The problem is, May is running a minority government that is deeply divided over Brexit strategy. She’s under assault from both the anti-E.U. and pro-E.U. wings of her party – both of which could easily vote against the deal. And the opposition Labour Party has said it will likely vote against it, too.
This leaves the distinct possibility of May failing to get the E.U.-negotiated deal through U.K. parliament. If that happens, the U.K. will find itself in an unprecedented position, with no clear way forward. One of the possible solutions to that hypothetical crisis could be a second referendum.
In theory, this would need to happen before March 29, 2019. And it would likely need to secure the direct consent of a majority of lawmakers.
What are the odds of this actually happening?

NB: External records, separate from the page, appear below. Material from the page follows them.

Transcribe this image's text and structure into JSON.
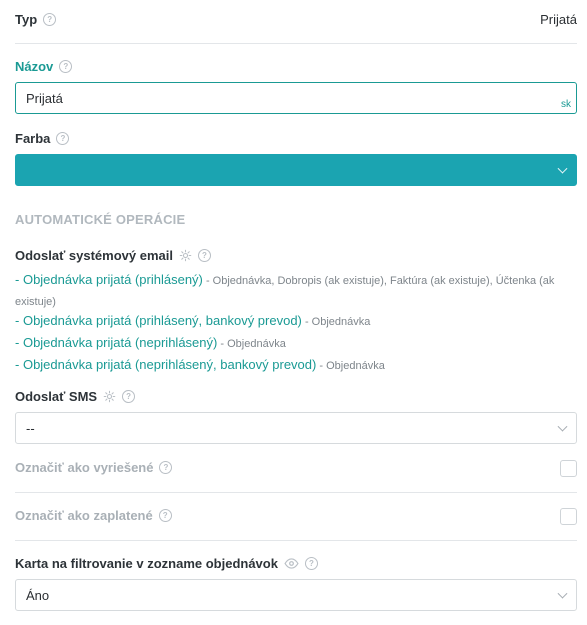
{
  "typ": {
    "label": "Typ",
    "value": "Prijatá"
  },
  "nazov": {
    "label": "Názov",
    "value": "Prijatá",
    "lang": "sk"
  },
  "farba": {
    "label": "Farba",
    "color": "#1ba4b1"
  },
  "auto_ops": {
    "title": "AUTOMATICKÉ OPERÁCIE"
  },
  "email": {
    "label": "Odoslať systémový email",
    "items": [
      {
        "prefix": "- ",
        "link": "Objednávka prijatá (prihlásený)",
        "desc": " - Objednávka, Dobropis (ak existuje), Faktúra (ak existuje), Účtenka (ak existuje)"
      },
      {
        "prefix": "- ",
        "link": "Objednávka prijatá (prihlásený, bankový prevod)",
        "desc": " - Objednávka"
      },
      {
        "prefix": "- ",
        "link": "Objednávka prijatá (neprihlásený)",
        "desc": " - Objednávka"
      },
      {
        "prefix": "- ",
        "link": "Objednávka prijatá (neprihlásený, bankový prevod)",
        "desc": " - Objednávka"
      }
    ]
  },
  "sms": {
    "label": "Odoslať SMS",
    "value": "--"
  },
  "vyriesene": {
    "label": "Označiť ako vyriešené"
  },
  "zaplatene": {
    "label": "Označiť ako zaplatené"
  },
  "karta": {
    "label": "Karta na filtrovanie v zozname objednávok",
    "value": "Áno"
  },
  "colors": {
    "accent": "#1a9a94",
    "swatch": "#1ba4b1"
  }
}
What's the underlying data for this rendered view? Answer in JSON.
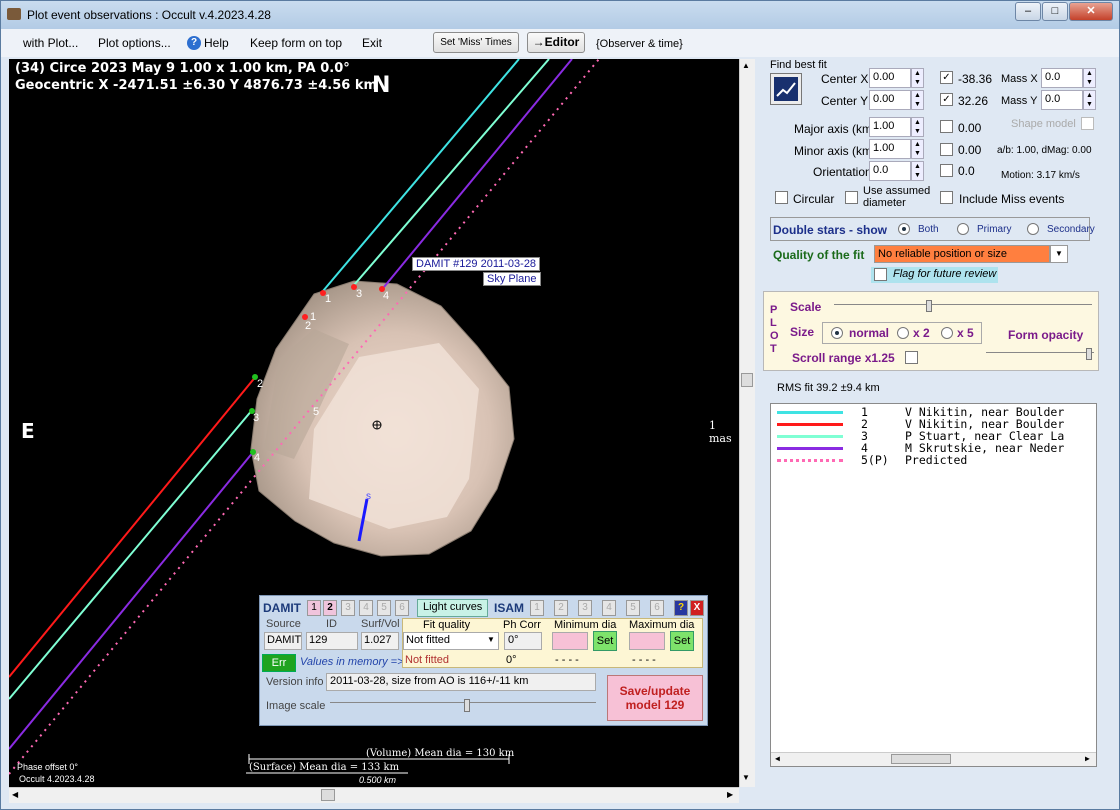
{
  "window": {
    "title": "Plot event observations : Occult v.4.2023.4.28",
    "controls": [
      "–",
      "□",
      "✕"
    ]
  },
  "menu": {
    "with_plot": "with Plot...",
    "plot_options": "Plot options...",
    "help": "Help",
    "keep_on_top": "Keep form on top",
    "exit": "Exit",
    "set_miss_times": "Set 'Miss' Times",
    "editor": "→Editor",
    "observer_time": "{Observer & time}"
  },
  "plot": {
    "header_line1": "(34) Circe  2023 May 9   1.00 x 1.00 km,  PA 0.0°",
    "header_line2": "Geocentric  X  -2471.51 ±6.30  Y 4876.73 ±4.56 km",
    "north": "N",
    "east": "E",
    "scale_mas": "1 mas",
    "damit_label": "DAMIT #129 2011-03-28",
    "sky_plane": "Sky Plane",
    "phase_offset": "Phase offset 0°",
    "version": "Occult 4.2023.4.28",
    "volume_dia": "(Volume) Mean dia = 130 km",
    "surface_dia": "(Surface) Mean dia = 133 km",
    "scale_km": "0.500 km",
    "chord_labels": [
      "1",
      "3",
      "4",
      "1",
      "2",
      "2",
      "3",
      "4",
      "5"
    ],
    "spin_label": "s"
  },
  "damit": {
    "title": "DAMIT",
    "tabs": [
      "1",
      "2",
      "3",
      "4",
      "5",
      "6"
    ],
    "light_curves": "Light curves",
    "isam": "ISAM",
    "isam_tabs": [
      "1",
      "2",
      "3",
      "4",
      "5",
      "6"
    ],
    "help": "?",
    "close": "X",
    "source_label": "Source",
    "id_label": "ID",
    "surfvol_label": "Surf/Vol",
    "source": "DAMIT",
    "id": "129",
    "surfvol": "1.027",
    "fit_quality_label": "Fit quality",
    "ph_corr_label": "Ph Corr",
    "min_dia_label": "Minimum dia",
    "max_dia_label": "Maximum dia",
    "fit_quality": "Not fitted",
    "ph_corr": "0°",
    "set": "Set",
    "values_in_memory": "Values in memory =>",
    "mem_fit": "Not fitted",
    "mem_ph": "0°",
    "mem_min": "- - - -",
    "mem_max": "- - - -",
    "err": "Err",
    "version_info_label": "Version info",
    "version_info": "2011-03-28, size from AO is 116+/-11 km",
    "image_scale_label": "Image scale",
    "save_update": "Save/update model 129"
  },
  "fit": {
    "find_best_fit": "Find best fit",
    "center_x_label": "Center X",
    "center_x": "0.00",
    "center_x_result": "-38.36",
    "center_y_label": "Center Y",
    "center_y": "0.00",
    "center_y_result": "32.26",
    "mass_x_label": "Mass X",
    "mass_x": "0.0",
    "mass_y_label": "Mass Y",
    "mass_y": "0.0",
    "major_label": "Major axis (km)",
    "major": "1.00",
    "major_result": "0.00",
    "minor_label": "Minor axis (km)",
    "minor": "1.00",
    "minor_result": "0.00",
    "orient_label": "Orientation",
    "orient": "0.0",
    "orient_result": "0.0",
    "shape_model": "Shape model",
    "ab_dmag": "a/b: 1.00, dMag: 0.00",
    "motion": "Motion: 3.17 km/s",
    "circular": "Circular",
    "use_assumed": "Use assumed diameter",
    "include_miss": "Include Miss events"
  },
  "double_stars": {
    "label": "Double stars - show",
    "both": "Both",
    "primary": "Primary",
    "secondary": "Secondary"
  },
  "quality": {
    "label": "Quality of the fit",
    "value": "No reliable position or size",
    "flag": "Flag for future review"
  },
  "plot_panel": {
    "letters": [
      "P",
      "L",
      "O",
      "T"
    ],
    "scale": "Scale",
    "size": "Size",
    "normal": "normal",
    "x2": "x 2",
    "x5": "x 5",
    "form_opacity": "Form opacity",
    "scroll_range": "Scroll range x1.25"
  },
  "rms_fit": "RMS fit 39.2 ±9.4 km",
  "legend": [
    {
      "num": "1",
      "text": "V Nikitin, near Boulder",
      "color": "#3fe3e3",
      "style": "solid"
    },
    {
      "num": "2",
      "text": "V Nikitin, near Boulder",
      "color": "#ff1a1a",
      "style": "solid"
    },
    {
      "num": "3",
      "text": "P Stuart, near Clear La",
      "color": "#7fffd4",
      "style": "solid"
    },
    {
      "num": "4",
      "text": "M Skrutskie, near Neder",
      "color": "#8a2be2",
      "style": "solid"
    },
    {
      "num": "5(P)",
      "text": "Predicted",
      "color": "#ff69b4",
      "style": "dotted"
    }
  ]
}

Oddsmaker Paddy Power currently puts the odds of a second referendum in 2019 at 2/1, a sign that gamblers at least consider it less likely.
And they have good reason. A second referendum is still a deeply divisive idea, opposed by the leadership of the two main parties. May has ruled out a second Brexit referendum, saying it would be a “gross betrayal” of democracy. And Corbyn, the leader of the opposition Labour Party, agrees. He said on Friday that the U.K. “can’t stop Brexit.”

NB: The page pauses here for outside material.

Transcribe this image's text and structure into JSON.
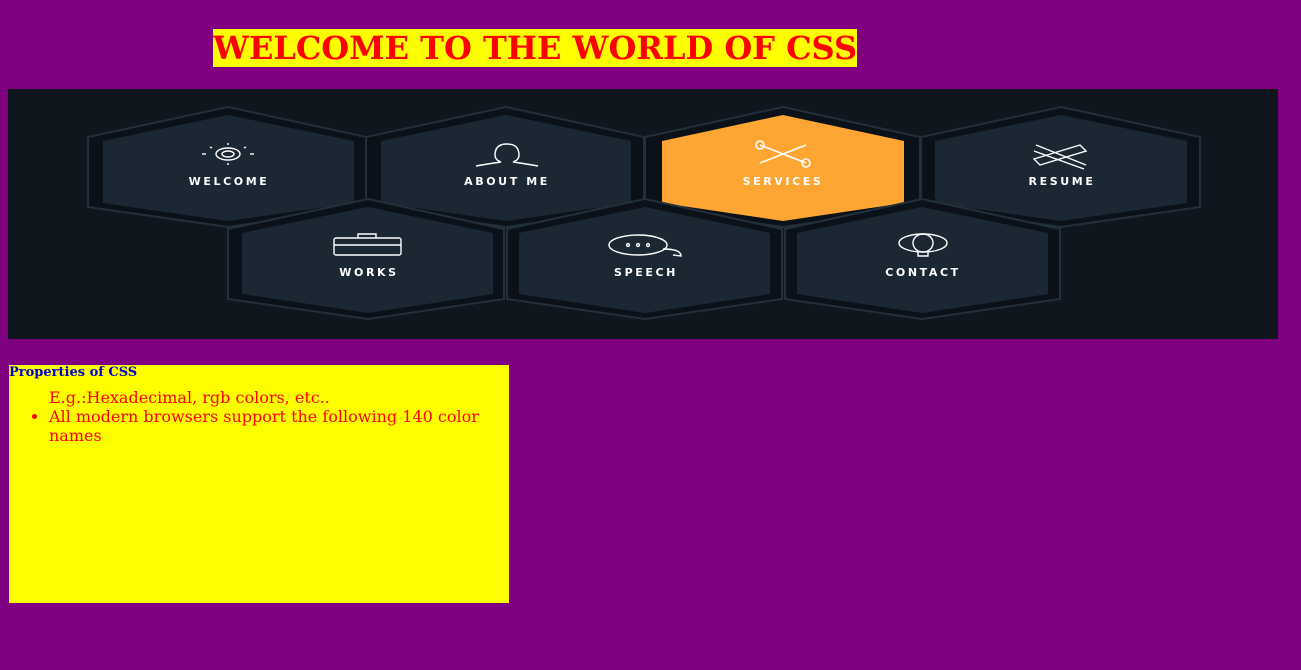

This aversion is driven largely by fears of what it would mean for their popular support, as well as British democracy as a whole.
“If you look at the reasons behind people voting for Brexit, they were about people not trusting politicians,” says Tim Bale, professor of politics at Queen Mary, University of London. “Rerunning the referendum would perhaps risk further inflaming that alienation and turning it into outright anger.”
Tony Travers, a professor at the London School of Economics and Political Science, agrees. “The referendum triggered a bitter culture war, fought out day after day,” he tells TIME. “Against that backdrop, most parliamentarians probably think the original referendum was a mistake and to hold another referendum would be too.”
That’s a common argument against holding another vote. But if lawmakers reject May’s deal, they will in effect be voting for a ‘no deal’ Brexit. Most mainstream lawmakers don’t want that. Some, including Jo Johnson, have suggested a second referendum as a possible way out.
What happens if the U.K. votes to stop Brexit?
If a second referendum were indeed held, a vote to remain in the E.U. is certainly possible. A Nov. 5 poll of 20,000 people by national broadcaster Channel 4 showed 54% of voters would choose to remain if a second Brexit referendum were held tomorrow. (In June 2016, 48% voted to remain.)
That result would bring challenges of its own, though. First, the E.U. would probably have to agree to let that happen. In Article 50, there are no provisions for pausing or altogether stopping the two-year countdown if Britain changes its mind. To do so would require a political decision by European member states.
“Many of the discussions you read in the mainstream British press assume [the political issues surrounding the negotiation] are disagreements within Britain, and the E.U. will agree to anything the U.K. suggests,” Travers says. “This is absolute nonsense.” The E.U. would likely agree to let the U.K. stay, Travers says, but this uncertainty alone may dent hopes for a “People’s Vote.”
Second, the E.U. might impose new penalties on the U.K. “It is possible that they would allow us to stay in the EU, but on what terms?” Bale says. Currently, the U.K. enjoys a budget rebate on its payments to the E.U., receiving millions of dollars back each year. “It might be the case,” Bale says, “our continued membership might not be accepted unless we were to give up many of those advantages. For example the rebate.”
Third, the vote would likely trigger a populist reaction at home. Although polls suggest there would likely be majority support for a vote to remain in the case of another referendum, there’s a large, vocal minority who would still vote to leave. “I suspect that some of them will desert the Conservative party for a populist radical right party,” says Bale.
Whatever happens, says Travers, Brexit is not going anywhere soon. “It’s hard not to see this issue being present in, and potentially dominating, British politics for 10 or 15 years from here.”